Prise dans son ensemble, cette soirée est d'un très haut niveau vocal. Il faut dire que la pléiade d'étoiles réunie compte parmi les meilleurs titulaires des rôles chantés. Après une ouverture de Leonore III de Beethoven bien servie par un Seiji Ozawa des grands jours à la tête de l'Orchestre du Staatsoper, Zubin Mehta, l'une des idoles du public viennois, se lançait dans des extraits de Don Giovanni avec Thomas Hampson en rôle-titre et Ferrucio Furlanetto en Leporello ; ces deux chanteurs rivalisent d'aisance pour vivre leurs personnages. Icône viennoise, Edita Gruberova n'a plus la fraîcheur de timbre pour chanter Donna Elvira mais cette grande artiste sait conduire son chant. Michael Schade, Soile Isokoski, Ildikó Raimondi et Boaz Daniel sont des comparses de bon niveau à défaut de s'affirmer transcendants. Le premier DVD de ce gala s'achève par le final du Rosenkavalier, conduit avec subtilité et précision par Christian Thielemann et chanté avec une classe un peu trop distancée et froide par Angelika Kirschlaschlager (Octavian), Soile Isokoski (Marschallin) et Genia Kühmeier (Sophie).
Entre deux œuvres allemandes, le concert s'offre un détour par les rives du Nil avec l'Acte III d'Aida, mené avec une énergie débordante par Daniele Gatti. L'imposant format vocal de Violetta Urmana ne fait qu'une bouchée de l'héroïne, mais on aimerait un peu plus de sensualité dans ce chant trop désincarné. Moins à l'aise qu'en Leporello, Ferrucio Furlaneto peine un peu en Ramfis alors que Johan Botha (Radames) fait ce qu'il peut avec ses imposants moyens dénués de tout charisme. L'exploration d'Aida se poursuit avec un extrait de l'Acte IV chanté avec une incroyable noblesse par Agnes Baltsa sur laquelle le poids des ans ne semble pas peser.
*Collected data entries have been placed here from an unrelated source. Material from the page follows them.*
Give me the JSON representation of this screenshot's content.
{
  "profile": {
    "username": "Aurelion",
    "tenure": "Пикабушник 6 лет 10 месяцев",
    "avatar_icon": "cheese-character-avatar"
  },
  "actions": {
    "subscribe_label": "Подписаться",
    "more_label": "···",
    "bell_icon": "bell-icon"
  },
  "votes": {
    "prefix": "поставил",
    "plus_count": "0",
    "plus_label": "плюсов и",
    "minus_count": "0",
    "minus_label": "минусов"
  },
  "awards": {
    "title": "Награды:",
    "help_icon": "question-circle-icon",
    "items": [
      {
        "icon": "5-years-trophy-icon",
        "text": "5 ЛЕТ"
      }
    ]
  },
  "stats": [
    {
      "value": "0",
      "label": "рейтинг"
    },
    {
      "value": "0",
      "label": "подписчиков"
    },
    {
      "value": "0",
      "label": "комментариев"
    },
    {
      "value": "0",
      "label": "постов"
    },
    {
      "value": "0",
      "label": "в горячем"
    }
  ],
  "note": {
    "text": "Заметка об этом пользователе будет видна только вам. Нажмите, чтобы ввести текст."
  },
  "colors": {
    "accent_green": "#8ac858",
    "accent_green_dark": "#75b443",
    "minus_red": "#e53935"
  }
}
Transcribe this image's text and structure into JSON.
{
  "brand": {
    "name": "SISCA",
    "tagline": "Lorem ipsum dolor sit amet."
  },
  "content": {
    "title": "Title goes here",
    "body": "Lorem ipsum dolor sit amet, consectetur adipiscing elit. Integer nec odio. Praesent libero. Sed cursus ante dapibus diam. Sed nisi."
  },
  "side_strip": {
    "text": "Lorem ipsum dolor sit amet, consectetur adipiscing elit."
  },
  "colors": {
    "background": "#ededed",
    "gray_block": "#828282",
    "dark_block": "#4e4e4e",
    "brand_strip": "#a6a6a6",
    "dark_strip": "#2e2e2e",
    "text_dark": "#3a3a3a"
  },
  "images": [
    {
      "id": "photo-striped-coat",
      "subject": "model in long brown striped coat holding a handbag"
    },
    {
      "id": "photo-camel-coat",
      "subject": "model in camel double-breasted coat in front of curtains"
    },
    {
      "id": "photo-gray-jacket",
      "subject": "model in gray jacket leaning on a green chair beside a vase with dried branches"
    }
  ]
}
Chéri absolu du public de l'Opéra de Vienne, Plácido Domingo s'était déplacé pour chanter impeccablement quelques notes de Radames, rôle qu'il a abandonné depuis de nombreuses années à la scène.
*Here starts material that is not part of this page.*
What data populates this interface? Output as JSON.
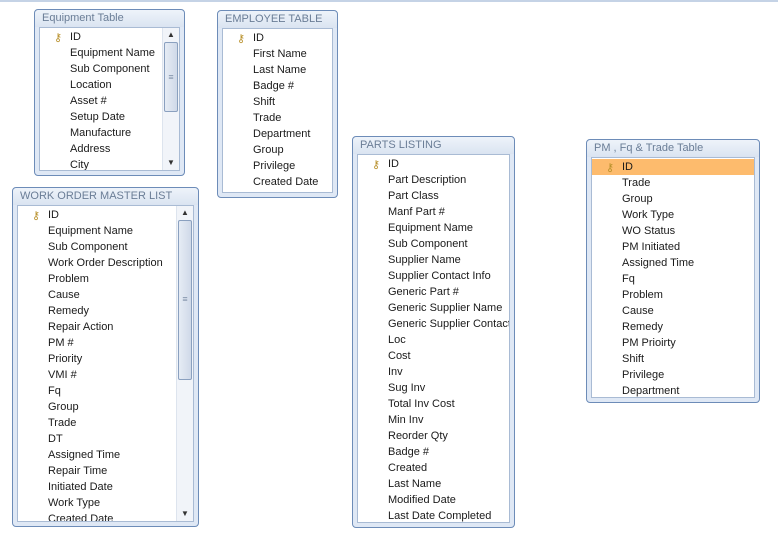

Introduit par un massif Prélude des Meistersinger von Nürnberg, Bryn Terfel fait un malheur dans Was duftet doch der Flieder avant que le Wiener Staatsopernchor ne démontre son homogénéité dans Wach auf, es nahet gen den Tag. On descend quelques marches avec des extraits et le finale de Die Frau ohne Schatten de Strauss. Les chanteurs réunis : l'engorgé Falk Struckmann, l'impersonnelle Deborah Polaski et le neutre Johan Botha sont bien à l'image d'une certaine disette de grandes pointures charismatiques pour porter cette œuvre énigmatique. Bouquet de ce gala, le final de Fidelio est emporté par un Seiji Ozawa déchaîné. Différents chanteurs de la soirée s'illustrent vaillamment, transcendés par la portée de l'événement.
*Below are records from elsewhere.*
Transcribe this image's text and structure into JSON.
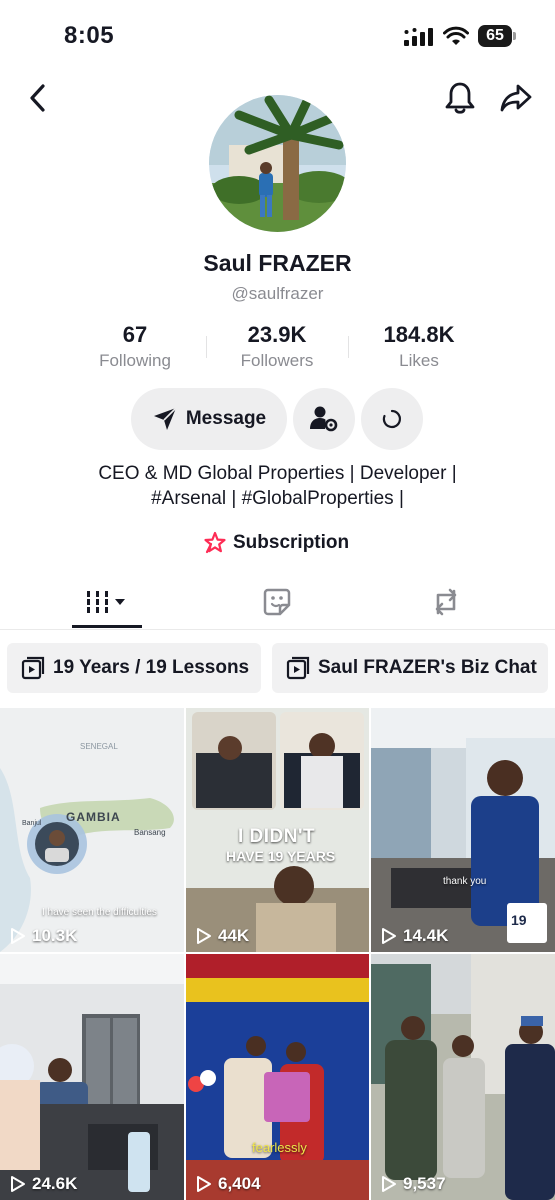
{
  "status": {
    "time": "8:05",
    "battery": "65"
  },
  "profile": {
    "name": "Saul FRAZER",
    "handle": "@saulfrazer",
    "bio_line1": "CEO & MD Global Properties | Developer |",
    "bio_line2": "#Arsenal | #GlobalProperties |",
    "subscription_label": "Subscription"
  },
  "stats": [
    {
      "value": "67",
      "label": "Following"
    },
    {
      "value": "23.9K",
      "label": "Followers"
    },
    {
      "value": "184.8K",
      "label": "Likes"
    }
  ],
  "actions": {
    "message_label": "Message"
  },
  "tabs": [
    {
      "name": "videos",
      "icon": "grid-icon",
      "active": true
    },
    {
      "name": "liked",
      "icon": "sticker-icon",
      "active": false
    },
    {
      "name": "reposts",
      "icon": "repost-icon",
      "active": false
    }
  ],
  "playlists": [
    {
      "label": "19 Years / 19 Lessons"
    },
    {
      "label": "Saul FRAZER's Biz Chat"
    }
  ],
  "videos": [
    {
      "views": "10.3K",
      "caption": "I have seen the difficulties",
      "map_label": "GAMBIA",
      "map_sub1": "SENEGAL",
      "map_sub2": "Bansang",
      "map_sub3": "Banjul"
    },
    {
      "views": "44K",
      "overlay_line1": "I DIDN'T",
      "overlay_line2": "HAVE 19 YEARS"
    },
    {
      "views": "14.4K",
      "caption": "thank you",
      "badge": "19"
    },
    {
      "views": "24.6K"
    },
    {
      "views": "6,404",
      "caption": "fearlessly"
    },
    {
      "views": "9,537"
    }
  ],
  "colors": {
    "accent": "#fe2c55",
    "text": "#161823",
    "muted": "#8a8b91",
    "button_bg": "#eeeeef"
  }
}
Cependant, il faut regretter une réalisation filmographique passablement pesante. Figure incontournable des retransmissions internationales de musique classique, le réalisateur Brian Large est ici à son plus médiocre niveau. Tout apparaît figé dans sa manière de filmer. Certes, un Gala de chant n'est pas l'événement le plus gesticulant qui soit, mais était-ce une raison pour imposer au spectateur d'interminables plans fixes sur des chanteurs transformés en statues ? Que dire aussi des rares passages sur le public d'où n'émergent qu'une forêt de cheveux blancs engoncés dans des tenues de soirées amidonnées ? Tout cela contribue à donner une image surannée, poussiéreuse et passéiste de la musique classique.